Why are there so many articles with titles like 15 signs he’s a fuck boy and 8 signs he’s cheating on you…..? Also, since when is ghosting a product of dating culture and not just Halloween? The dating world is baffling – here is my attempt at making sense of it.

Dating advice articles are common place for women and essentially unheard of for men. I think this is largely due to the fact that women have to balance a dichotomy of expectations, also known as double standards – in every facet of life – but specifically dating. Be available, but not too available. Be reserved, but not too reserved. Women are expected to play games, feign mystery, and be elusive if they want a guy to like them. To put it eloquently, WTF??!!?!?!

I guess the point I am trying to make is – women have the right to be badass warriors, and dating is no exception. Be bold, be direct, and be confident in who you are and what you want.

I hate that girls aren’t supposed to be direct with men – we aren’t supposed to let men know our honest feelings, we are supposed to be coy and make men chase us. Women are supposed to read hoax magazines and articles in order to decode men. If only dating were simple…

The guessing game extends past dating and into relationships – constantly wondering how our partner feels about us. Unfortunately, there is no foolproof guide. After being confronted by one of his friends, I once asked an ex-boyfriend point blank if he was cheating on me. He replied,  No, but we should break up. I did not understand at the time that his response essentially confirmed his infidelity. I hear he is still dating the girl he cheated on me with, and frankly, I am not mad. I always knew deep down that he was, but I was not strong enough to let him go at the time. I saw it but could not accept it. Honestly, I don’t think monogamy is part of human nature, but that’s another TED Talk. 

What I learned from that experience was that if you have even an inkling that he is a “fuck boy” ( P.S. where did that term come from??) or that he’s cheating on you, be direct with him, and when that proves mystifying as well, trust your gut. You’re better than your insecurities, and you deserve more than uncertainty. 

So next time you find yourself looking for an article to demystify your partner, please consider what you hope to gain from it, and how you can verbalize your concerns instead. After all, I have yet to hear of or be in a successful relationship that revolves around suspicion, deceit, and articles doing what conversation once did. 

At the end of the day, everyone is entitled to honesty. So ditch the articles – no one knows your relationships or your needs better than you.

 Also, can we just have a moment – since when the EFF is ghosting a thing????? Like do people have no shame?? I feel like every time I talk to a friend about a guy the conversation ends with “and then he just stopped talking to me.” I was baffled why it seemed like people have no decency.

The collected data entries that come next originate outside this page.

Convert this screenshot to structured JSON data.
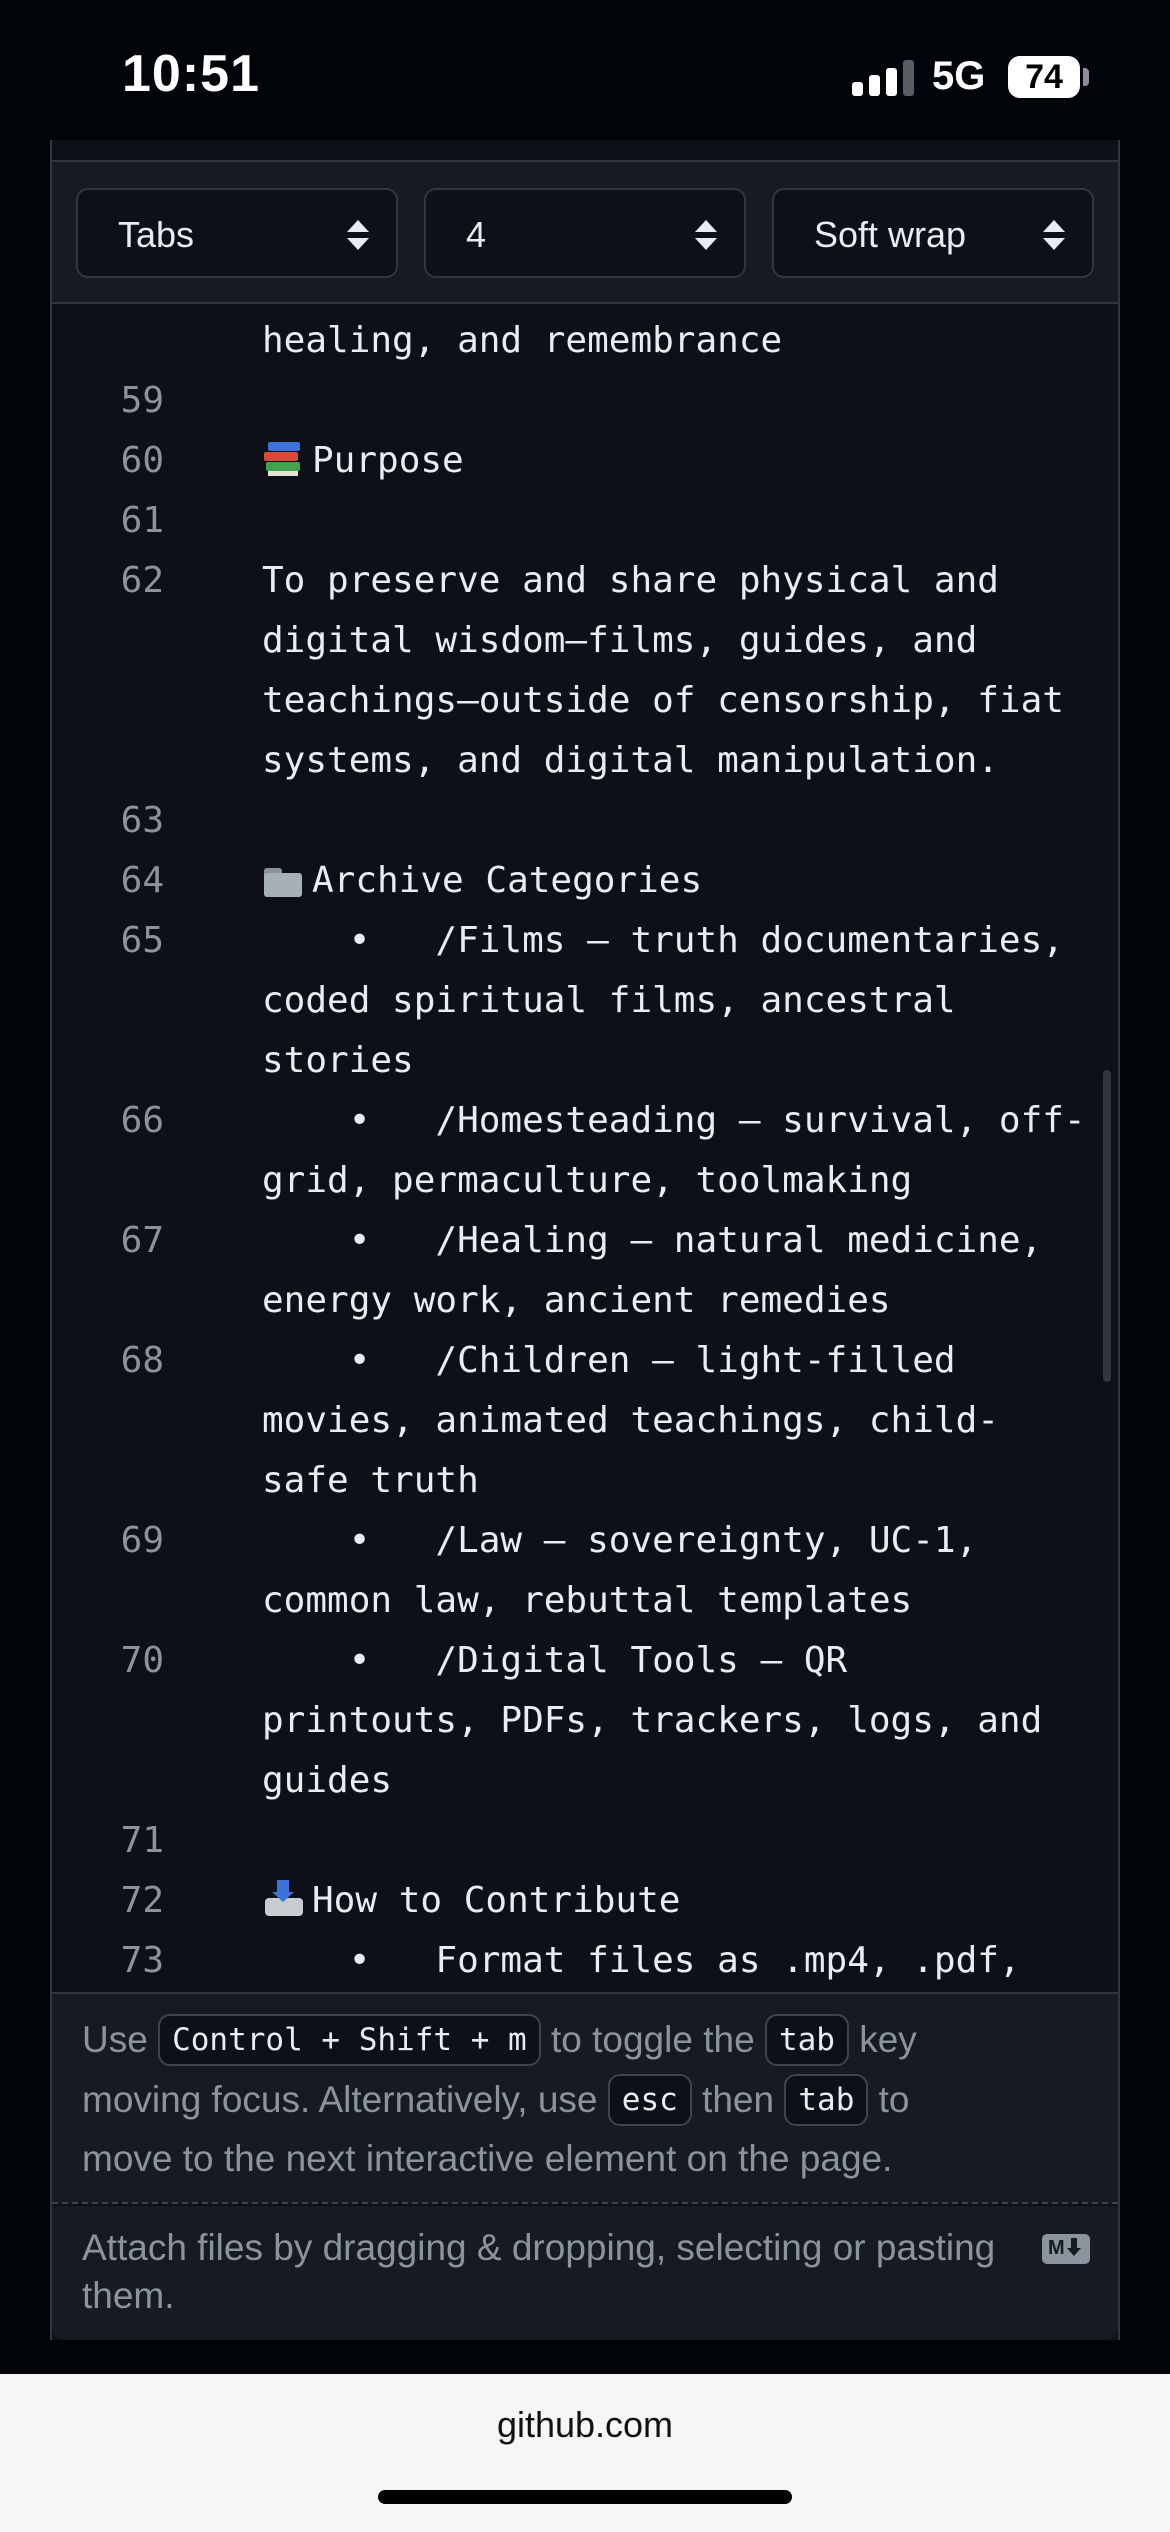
{
  "status_bar": {
    "time": "10:51",
    "network": "5G",
    "battery": "74"
  },
  "toolbar": {
    "indent_mode": "Tabs",
    "indent_size": "4",
    "wrap_mode": "Soft wrap"
  },
  "code_lines": [
    {
      "num": "",
      "text": "healing, and remembrance"
    },
    {
      "num": "59",
      "text": ""
    },
    {
      "num": "60",
      "icon": "books-emoji",
      "text": "Purpose"
    },
    {
      "num": "61",
      "text": ""
    },
    {
      "num": "62",
      "text": "To preserve and share physical and"
    },
    {
      "num": "",
      "text": "digital wisdom—films, guides, and"
    },
    {
      "num": "",
      "text": "teachings—outside of censorship, fiat"
    },
    {
      "num": "",
      "text": "systems, and digital manipulation."
    },
    {
      "num": "63",
      "text": ""
    },
    {
      "num": "64",
      "icon": "folder-emoji",
      "text": "Archive Categories"
    },
    {
      "num": "65",
      "text": "    •   /Films — truth documentaries,"
    },
    {
      "num": "",
      "text": "coded spiritual films, ancestral"
    },
    {
      "num": "",
      "text": "stories"
    },
    {
      "num": "66",
      "text": "    •   /Homesteading — survival, off-"
    },
    {
      "num": "",
      "text": "grid, permaculture, toolmaking"
    },
    {
      "num": "67",
      "text": "    •   /Healing — natural medicine,"
    },
    {
      "num": "",
      "text": "energy work, ancient remedies"
    },
    {
      "num": "68",
      "text": "    •   /Children — light-filled"
    },
    {
      "num": "",
      "text": "movies, animated teachings, child-"
    },
    {
      "num": "",
      "text": "safe truth"
    },
    {
      "num": "69",
      "text": "    •   /Law — sovereignty, UC-1,"
    },
    {
      "num": "",
      "text": "common law, rebuttal templates"
    },
    {
      "num": "70",
      "text": "    •   /Digital Tools — QR"
    },
    {
      "num": "",
      "text": "printouts, PDFs, trackers, logs, and"
    },
    {
      "num": "",
      "text": "guides"
    },
    {
      "num": "71",
      "text": ""
    },
    {
      "num": "72",
      "icon": "outbox-tray-emoji",
      "text": "How to Contribute"
    },
    {
      "num": "73",
      "text": "    •   Format files as .mp4, .pdf,"
    }
  ],
  "hint": {
    "use": "Use",
    "shortcut": "Control + Shift + m",
    "to_toggle_the": "to toggle the",
    "tab_key": "tab",
    "key": "key",
    "moving_focus": "moving focus. Alternatively, use",
    "esc_key": "esc",
    "then": "then",
    "tab_key_2": "tab",
    "to": "to",
    "move_next": "move to the next interactive element on the page."
  },
  "attach": {
    "text": "Attach files by dragging & dropping, selecting or pasting them.",
    "icon": "markdown-icon"
  },
  "browser": {
    "url": "github.com"
  }
}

And then it happened to me. I was shocked at how hurt my feelings were by someone I hardly knew. But then I realized that it is because ghosting is rejection in its purest form. Ghosting says “hey, I’m gonna disappear for reasons x, y, and z, but I don’t think you’re worth the time or effort to let you know that.

Sending a text to close the loops takes moments. Moments! Don’t say you don’t have time – everyone has time for things that matter to them. If you didn’t have time to go to the grocery store, would you just stop eating? No. You make time. So I guess what I’m hoping is the following:

Ghosters: Step up. Do better.

Also, treat people the way they want to be treated. Not how you want to be treated, not how your friends want to be treated, treat them how they specifically want to be treated. That means asking them. Also, just do better. If you wouldn’t want it happening to a beloved family member, don’t do it unto someone else. Chivalry may be dead, but don’t let decency be next.

Ghostees: A person’s silence can speak louder than their words.

Let your self-confidence be a symphony in comparison to your insecurities that have been cultivated by dating culture. Don’t be a victim to other people’s actions (or inaction) – take ownership and demand respect. Be adored or be gone – there is simply no time for anything else.